In our experience, the geosciences industry often practices as two very separate houses:
- Geotechnical
- Environmental (contaminated sites)
Practitioners specialize in one area with a common aversion to the other. This walled off approach provides operational simplicity by limiting the skillset necessary to perform field investigations, but it creates inefficiencies requiring duplicated mobilizations or additional personnel on project sites to meet scope.
Over the past decade, R&M has strived (and sometimes struggled) to combine geotechnical and contaminated sites field efforts where appropriate. This allows us to maximize budgets, optimize time, increase awareness of each technical field for our team members and better integrate recommendations for both disciplines with civil engineering teams.
Maximizing Budget and Time Efficiency
Subsurface investigations are costly and require schedules that are extremely difficult to maintain. It takes significant time and effort to collect meaningful data from even modest depths beneath the ground surface and to analyze and make sense of the data collected. In Alaska, these cost realities are often amplified with the often-remote nature of infrastructure design, construction and maintenance we support.
To address these challenges, our best plans meet Alaskan logistical, schedule and weather challenges that conspire to make an otherwise simple project difficult. Our geotechnical and contaminated sites experts know how to address the challenges unique to each project and strive to provide the best product possible for a given scope and budget.
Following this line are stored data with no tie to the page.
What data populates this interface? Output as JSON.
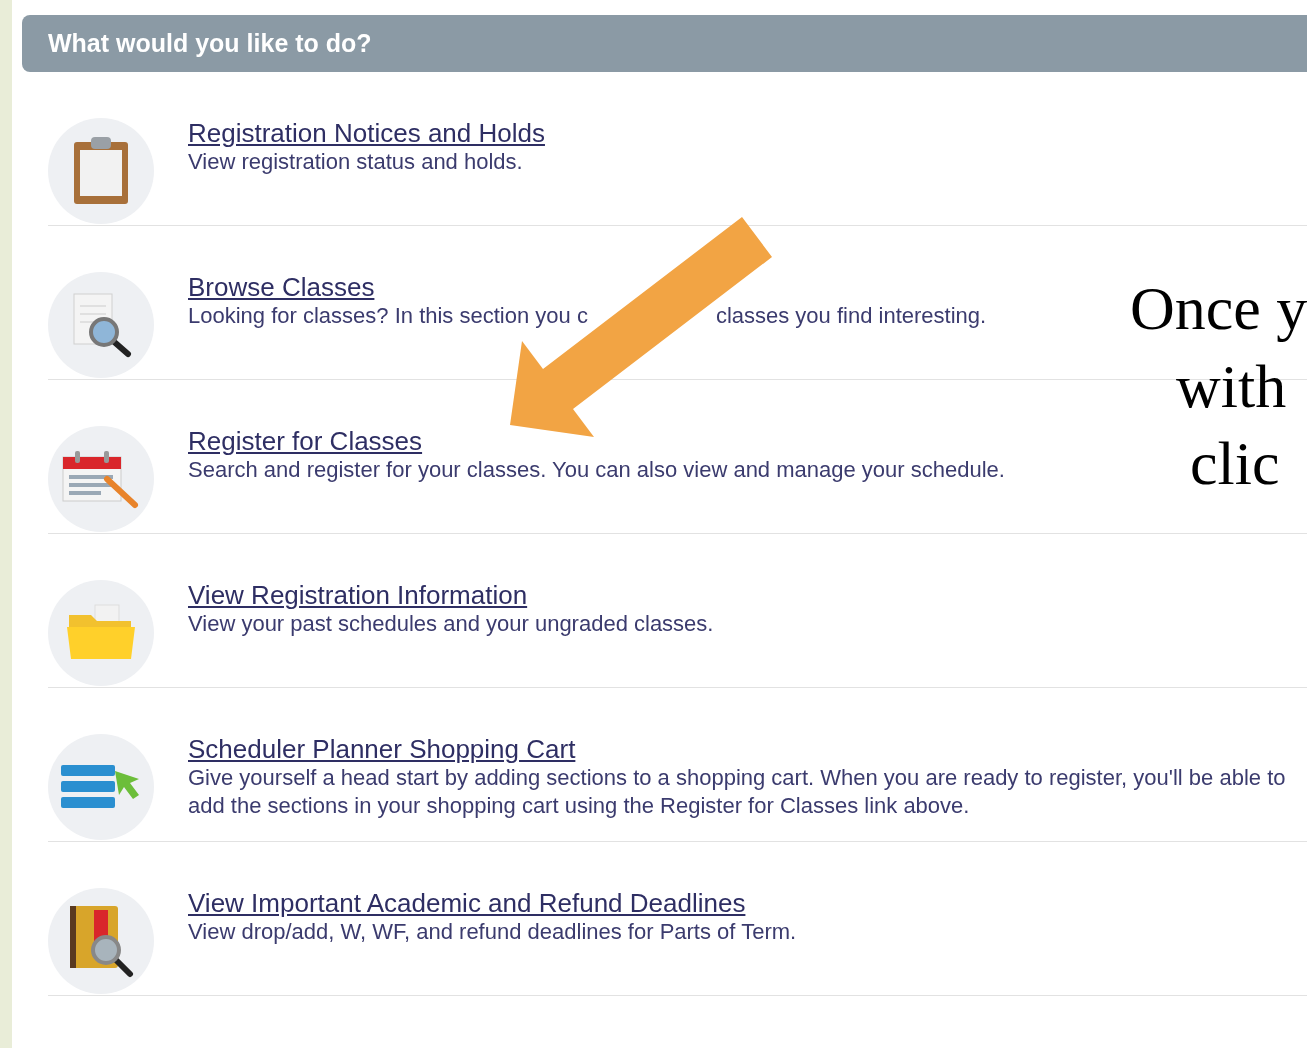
{
  "header": {
    "title": "What would you like to do?"
  },
  "items": [
    {
      "title": "Registration Notices and Holds",
      "description_lines": [
        "View registration status and holds."
      ]
    },
    {
      "title": "Browse Classes",
      "description_parts": [
        "Looking for classes? In this section you c",
        "classes you find interesting."
      ]
    },
    {
      "title": "Register for Classes",
      "description_lines": [
        "Search and register for your classes. You can also view and manage your schedule."
      ]
    },
    {
      "title": "View Registration Information",
      "description_lines": [
        "View your past schedules and your ungraded classes."
      ]
    },
    {
      "title": "Scheduler Planner Shopping Cart",
      "description_lines": [
        "Give yourself a head start by adding sections to a shopping cart. When you are ready to register, you'll be able to",
        "add the sections in your shopping cart using the Register for Classes link above."
      ]
    },
    {
      "title": "View Important Academic and Refund Deadlines",
      "description_lines": [
        "View drop/add, W, WF, and refund deadlines for Parts of Term."
      ]
    }
  ],
  "slide_text_lines": [
    "Once y",
    "with",
    "clic"
  ]
}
When projects call for both services, the easy route is to simply have separate field efforts so neither adjusts methods for the other. At best, there is shared mobilization to limit costs associated with moving equipment. R&M has challenged ourselves to combine geotechnical and contaminated sites investigations on projects where both are necessary. Our field personnel are cross-trained to support each service line. This allows them to conduct concurrent sample collection for each subsurface investigation, minimizing labor and travel expenses. When it makes sense on larger or more complex projects, we can also send multiple people to maintain operational tempo, allowing them to mutually support each other’s field tasks. The result is a more efficient use of time and resources without compromising technical rigor.

Technical Awareness
Many of our recent projects have required us to evaluate the geotechnical needs of rehabilitating or reconstructing airport traffic surface embankments. Concurrently, we were tasked with determining if contamination existed in the area from past land use and if it would affect construction.
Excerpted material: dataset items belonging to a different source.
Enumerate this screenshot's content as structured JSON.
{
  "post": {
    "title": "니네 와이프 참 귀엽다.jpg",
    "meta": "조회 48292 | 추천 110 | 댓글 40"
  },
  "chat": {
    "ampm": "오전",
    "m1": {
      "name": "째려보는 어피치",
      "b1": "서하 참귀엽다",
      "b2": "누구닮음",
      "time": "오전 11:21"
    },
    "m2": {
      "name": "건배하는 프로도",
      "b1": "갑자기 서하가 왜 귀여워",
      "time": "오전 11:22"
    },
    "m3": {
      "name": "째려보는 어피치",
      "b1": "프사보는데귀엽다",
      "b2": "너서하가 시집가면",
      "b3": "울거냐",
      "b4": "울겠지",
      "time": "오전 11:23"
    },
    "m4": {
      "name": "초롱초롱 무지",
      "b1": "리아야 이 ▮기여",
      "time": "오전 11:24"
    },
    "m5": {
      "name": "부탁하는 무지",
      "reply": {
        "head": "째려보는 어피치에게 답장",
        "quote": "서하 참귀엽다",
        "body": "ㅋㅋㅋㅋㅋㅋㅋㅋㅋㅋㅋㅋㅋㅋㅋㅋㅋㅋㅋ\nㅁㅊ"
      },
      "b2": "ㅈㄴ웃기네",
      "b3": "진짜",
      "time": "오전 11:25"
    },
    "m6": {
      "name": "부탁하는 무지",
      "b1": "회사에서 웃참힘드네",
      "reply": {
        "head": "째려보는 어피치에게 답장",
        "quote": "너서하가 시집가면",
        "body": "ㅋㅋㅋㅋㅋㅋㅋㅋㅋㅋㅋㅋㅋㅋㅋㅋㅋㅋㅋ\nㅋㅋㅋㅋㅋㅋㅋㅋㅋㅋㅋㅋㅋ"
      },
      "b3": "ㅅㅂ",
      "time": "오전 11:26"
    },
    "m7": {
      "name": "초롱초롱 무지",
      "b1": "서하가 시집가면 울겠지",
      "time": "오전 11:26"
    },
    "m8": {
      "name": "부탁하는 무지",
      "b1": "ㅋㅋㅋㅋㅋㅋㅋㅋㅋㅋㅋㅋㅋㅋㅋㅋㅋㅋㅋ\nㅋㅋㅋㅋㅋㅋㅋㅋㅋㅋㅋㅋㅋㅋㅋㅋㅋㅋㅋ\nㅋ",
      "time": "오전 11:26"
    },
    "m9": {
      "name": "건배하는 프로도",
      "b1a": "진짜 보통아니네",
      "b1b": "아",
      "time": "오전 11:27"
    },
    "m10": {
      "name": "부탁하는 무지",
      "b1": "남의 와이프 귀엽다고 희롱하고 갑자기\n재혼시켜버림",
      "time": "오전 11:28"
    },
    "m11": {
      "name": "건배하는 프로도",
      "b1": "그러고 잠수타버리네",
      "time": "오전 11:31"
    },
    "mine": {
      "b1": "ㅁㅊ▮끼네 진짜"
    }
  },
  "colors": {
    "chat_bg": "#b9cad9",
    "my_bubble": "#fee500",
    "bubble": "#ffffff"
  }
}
These concurrent needs created opportunities for collaboration that extend beyond fieldwork. Joint planning efforts resulted in our senior technical experts being aware of each investigation, using shared data that transferred through to the analysis and report project phases. Our geotechnical engineers discussed potential effects a design change would have on contaminated site regulatory requirements, while our environmental professionals discussed proposed solutions to deal with contaminated materials with geotechnical engineers. This shared understanding creates innovative solutions that are not conventional from either practice’s perspective, but are far more cost efficient when taken in aggregate.
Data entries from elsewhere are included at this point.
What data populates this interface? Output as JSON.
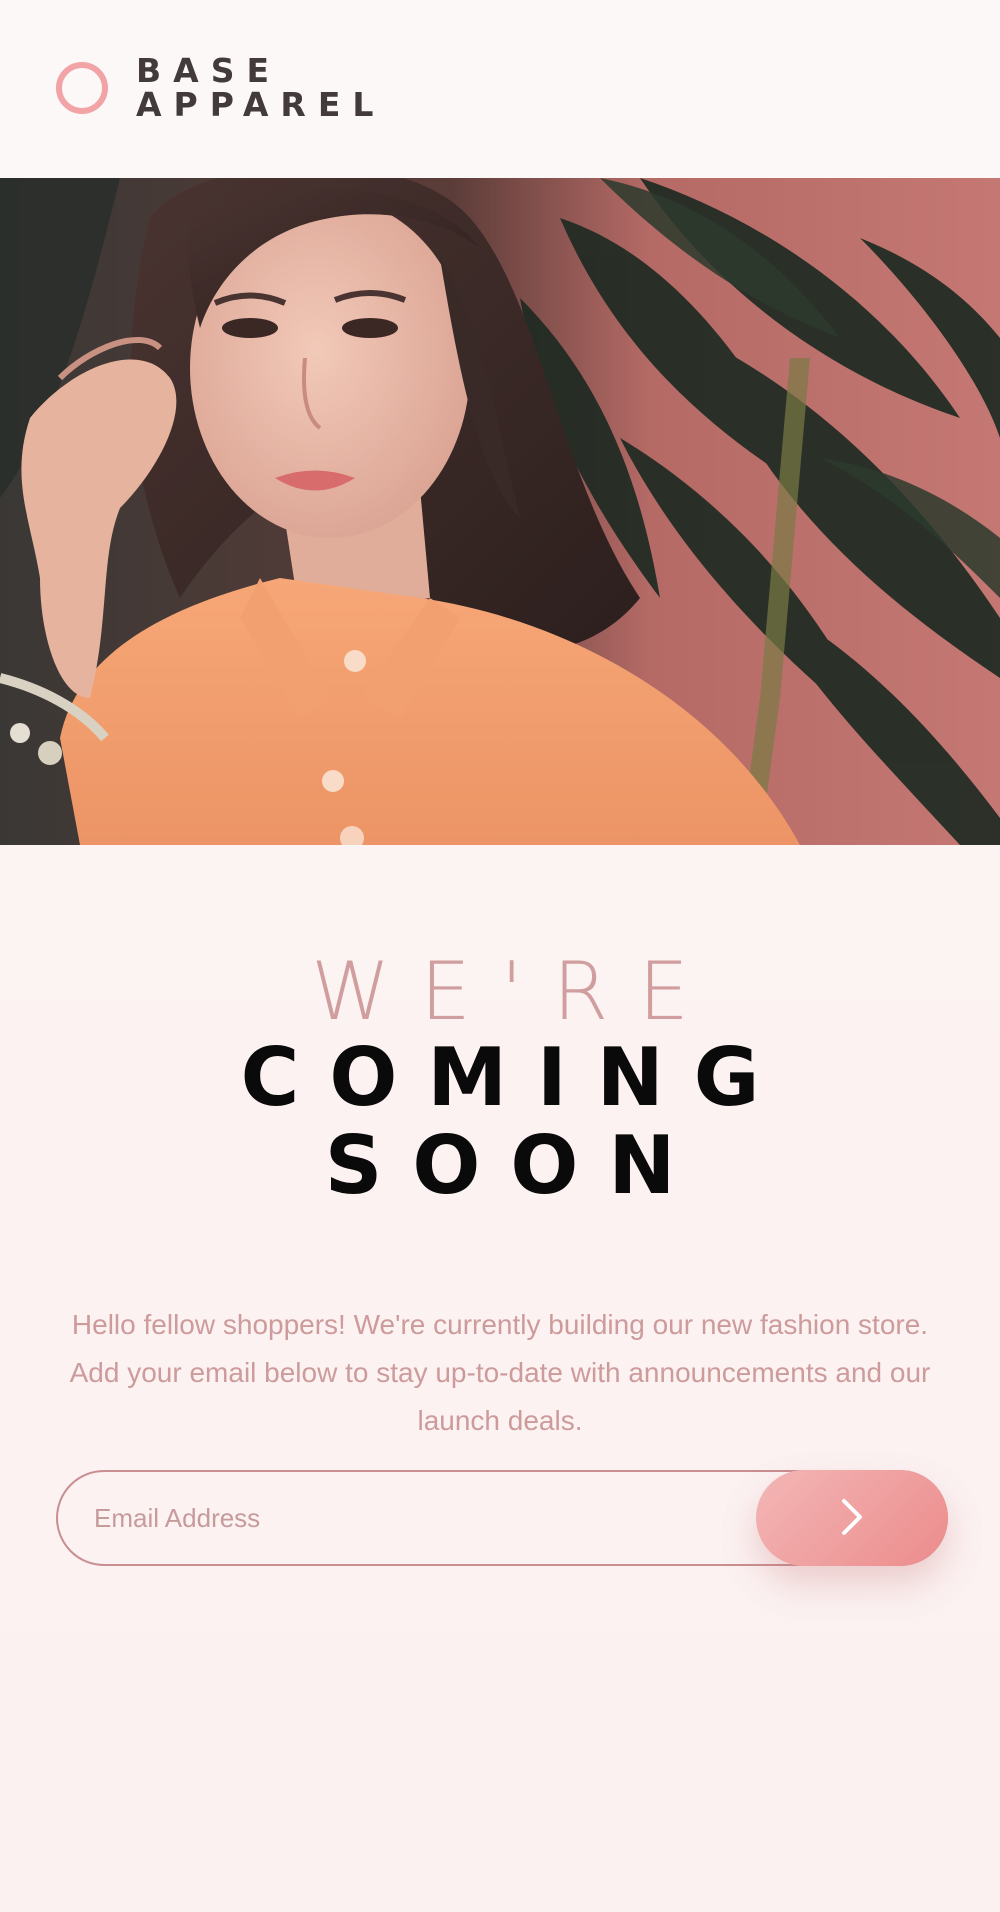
{
  "brand": {
    "line1": "BASE",
    "line2": "APPAREL",
    "logo_icon": "ring-logo-icon",
    "accent": "#f1a3a5"
  },
  "headline": {
    "light": "WE'RE",
    "dark1": "COMING",
    "dark2": "SOON"
  },
  "intro": "Hello fellow shoppers! We're currently building our new fashion store. Add your email below to stay up-to-date with announcements and our launch deals.",
  "form": {
    "email_placeholder": "Email Address",
    "email_value": "",
    "submit_icon": "chevron-right-icon"
  },
  "colors": {
    "title_light": "#d09e9e",
    "title_dark": "#0b0a0b",
    "text": "#cd9b9b",
    "button_from": "#f3b7b6",
    "button_to": "#ec8b8c"
  }
}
An Integrated Approach Delivers Better Results
In a vacuum, a geotechnical engineer would recommend the most cost-efficient design recommendations, without accounting for contaminated site regulations. The environmental professionals would recommend a solution to deal with the regulatory requirements of contaminated materials identified, without assessing how the geotechnical recommendations would be affected. With the two disciplines working together through planning and field processes, we adjust recommendations to work with each other to meet geotechnical needs. This supports the infrastructure, while minimizing the cost impacts of dealing with contaminated materials. With this integrated approach, R&M provides more efficient, comprehensive approaches to best assist the civil engineering and client teams designing Alaska’s infrastructure projects.